Critique : Le couple, organisme instable à l’équilibre toujours précaire, est au centre de ce singulier film, tour à tour drôle puis réflexif, mental, toujours attachant. Pour son premier long métrage, Brice Cauvin opère déjà en jongleur confirmé, alternant les genres jusqu’à obtenir un objet filmique insaisissable, mais cohérent. Un sens du glissement narratif qui, sans aller jusqu’à l’abstraction, insuffle à De particulier à particulier une vitalité toute... particulière.
Déployant une verve fantaisiste qui évoque le meilleur de la comédie d’auteur française (Sophie Fillières, Danièle Dubroux), le film procède par cercles concentriques avec, au cœur du fragile édifice, un formidable duo d’acteurs. Si Brice Cauvin s’amuse à manier les clichés (photographiques, mentaux), il ne les emploie pas. Ses personnages ont cette ambiguïté, cette part de mystère qui fait si souvent défaut au cinéma, par trop préoccupé par le souci chimérique d’une quelconque cohérence des motivations. La qualité d’un scénario se juge souvent à ses personnages secondaires, comme ce jeune juif évanescent qui se dévoile dans un touchant tour de chant lyrique (décidement, après El cantor), où bien cette mère (magnifique Anouk Aimée) à la touchante manie d’une chanson de Barbara [1].

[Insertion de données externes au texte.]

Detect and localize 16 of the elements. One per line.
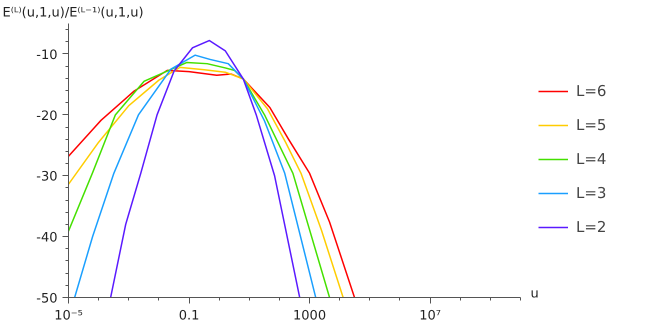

Le réalisateur n’hésitera pas, assez courageusement d’ailleurs, à briser cette confortable mécanique cinématographique au fur et à mesure que la confusion mentale des personnages se fait plus évidente. Après le rire, le silence, majestueux. Celui du quotidien qui s’émiette, château de carte sous le poids de micro-événements. Un moyen d’emprunter les sentiers, toujours sinueux, d’un cinéma de l’éclatement identitaire qui, de Lynch à Haneke, ne cesse de répandre ses effluves anxiogènes sur le paysage contemporain. Contrairement à ses froids (et pessimistes) confrères, il ne s’agit pas pour Cauvin de dénoncer la vacuité ou l’hypocrisie du quotidien, mais de dresser le portrait d’une vie de couple en pleine évolution, en pleine mutation. Le mot est lâché : De particulier à particulier est un film mutant, qui revendique avec souveraineté l’acceptation du changement.